CVE-2025-11849 is a directory traversal vulnerability (CWE-22) affecting versions of the Mammoth DOCX-to-HTML conversion library prior to 1.11.0, including those from 0.3.25 and earlier. The issue impacts multiple implementations, such as the JavaScript package mammoth, the .NET package mammoth, and the Java package org.zwobble.mammoth:mammoth. It arises from insufficient path and file type validation when processing DOCX files containing images with external links via the r:link attribute rather than embedded r:embed content. The library resolves the external URI to a local file path, reads the file, encodes its contents as base64, and embeds it in the output HTML as a data URI.
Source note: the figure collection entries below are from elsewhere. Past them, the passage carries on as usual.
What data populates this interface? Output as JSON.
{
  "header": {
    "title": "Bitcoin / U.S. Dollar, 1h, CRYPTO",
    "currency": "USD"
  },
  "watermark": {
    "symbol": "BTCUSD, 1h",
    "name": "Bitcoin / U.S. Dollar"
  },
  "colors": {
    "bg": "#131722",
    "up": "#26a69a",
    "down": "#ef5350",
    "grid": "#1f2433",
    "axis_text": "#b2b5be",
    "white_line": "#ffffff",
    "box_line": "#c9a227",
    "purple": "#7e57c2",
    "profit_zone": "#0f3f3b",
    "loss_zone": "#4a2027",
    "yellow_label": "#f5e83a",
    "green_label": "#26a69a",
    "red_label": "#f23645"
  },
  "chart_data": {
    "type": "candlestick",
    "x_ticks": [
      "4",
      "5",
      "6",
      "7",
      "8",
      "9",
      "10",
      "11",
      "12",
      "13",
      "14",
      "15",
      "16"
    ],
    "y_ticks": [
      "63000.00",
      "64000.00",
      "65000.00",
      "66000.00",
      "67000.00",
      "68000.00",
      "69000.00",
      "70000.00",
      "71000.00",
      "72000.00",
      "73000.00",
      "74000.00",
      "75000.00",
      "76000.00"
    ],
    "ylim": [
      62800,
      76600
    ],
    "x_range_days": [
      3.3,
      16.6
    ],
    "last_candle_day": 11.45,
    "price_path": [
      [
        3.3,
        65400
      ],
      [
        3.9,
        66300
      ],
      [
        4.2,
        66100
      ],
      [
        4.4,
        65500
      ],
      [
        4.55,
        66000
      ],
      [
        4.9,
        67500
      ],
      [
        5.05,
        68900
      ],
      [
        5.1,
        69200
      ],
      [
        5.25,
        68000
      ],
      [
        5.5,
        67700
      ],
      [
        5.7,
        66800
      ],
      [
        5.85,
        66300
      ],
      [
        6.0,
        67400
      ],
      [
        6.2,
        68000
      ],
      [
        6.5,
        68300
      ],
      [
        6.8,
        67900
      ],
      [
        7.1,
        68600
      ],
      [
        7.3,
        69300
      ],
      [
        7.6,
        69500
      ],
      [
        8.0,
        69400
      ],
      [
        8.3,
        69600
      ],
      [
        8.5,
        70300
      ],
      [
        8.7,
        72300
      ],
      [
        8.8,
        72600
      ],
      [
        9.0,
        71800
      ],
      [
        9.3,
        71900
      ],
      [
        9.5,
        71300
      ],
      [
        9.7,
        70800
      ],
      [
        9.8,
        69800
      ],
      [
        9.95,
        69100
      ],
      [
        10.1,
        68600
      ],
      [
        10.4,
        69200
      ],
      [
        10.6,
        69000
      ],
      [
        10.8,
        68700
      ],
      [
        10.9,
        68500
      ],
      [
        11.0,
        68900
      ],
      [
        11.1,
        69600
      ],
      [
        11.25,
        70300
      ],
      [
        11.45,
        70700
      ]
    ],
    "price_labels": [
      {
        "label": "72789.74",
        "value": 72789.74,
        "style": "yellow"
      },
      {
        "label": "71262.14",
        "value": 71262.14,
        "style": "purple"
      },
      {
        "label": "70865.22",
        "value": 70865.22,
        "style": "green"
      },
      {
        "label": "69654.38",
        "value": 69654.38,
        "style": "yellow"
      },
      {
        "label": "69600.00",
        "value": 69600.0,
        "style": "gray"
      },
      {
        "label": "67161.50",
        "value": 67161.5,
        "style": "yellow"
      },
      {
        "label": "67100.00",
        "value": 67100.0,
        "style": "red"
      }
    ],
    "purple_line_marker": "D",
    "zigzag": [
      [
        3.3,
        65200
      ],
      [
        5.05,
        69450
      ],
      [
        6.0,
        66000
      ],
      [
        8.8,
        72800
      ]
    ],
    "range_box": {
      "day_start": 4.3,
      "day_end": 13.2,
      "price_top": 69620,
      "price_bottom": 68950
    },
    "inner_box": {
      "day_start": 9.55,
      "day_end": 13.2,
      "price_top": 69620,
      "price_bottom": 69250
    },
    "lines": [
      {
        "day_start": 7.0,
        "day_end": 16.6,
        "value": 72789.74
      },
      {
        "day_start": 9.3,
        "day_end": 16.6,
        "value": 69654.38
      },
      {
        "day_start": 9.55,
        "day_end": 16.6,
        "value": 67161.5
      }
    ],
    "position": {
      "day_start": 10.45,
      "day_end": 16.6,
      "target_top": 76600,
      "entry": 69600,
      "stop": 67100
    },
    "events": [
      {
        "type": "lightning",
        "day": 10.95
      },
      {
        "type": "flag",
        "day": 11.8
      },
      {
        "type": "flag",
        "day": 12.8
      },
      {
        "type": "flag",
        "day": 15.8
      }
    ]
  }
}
An attacker can exploit this vulnerability by crafting a malicious DOCX file with an image external link pointing to an arbitrary file path or special device files like /dev/random or /dev/zero. Exploitation requires a user to process the DOCX using a vulnerable Mammoth instance (UI:R), such as in a web application or document converter service, with no privileges needed (PR:N) and low complexity (AC:L). Successful attacks enable arbitrary file reads on the host system where conversion occurs (C:H) or excessive resource consumption leading to denial of service (A:H), with a scope change (S:C) due to the embedded data URI output. The CVSS v3.1 base score is 9.3.

Advisories from Snyk detail the vulnerability across JavaScript (SNYK-JS-MAMMOTH-13554470), .NET (SNYK-DOTNET-MAMMOTH-13561968), and Java (SNYK-JAVA-ORGZWOBBLEMAMMOTH-13561969) ecosystems, recommending upgrades to Mammoth version 1.11.0 or later. A fix commit in the mammoth.js repository (c54aaeb43a7941317c1f3c119ffa92090f988820) addresses the issue by adding proper validation. A proof-of-concept is available in a GitHub Gist demonstrating the traversal.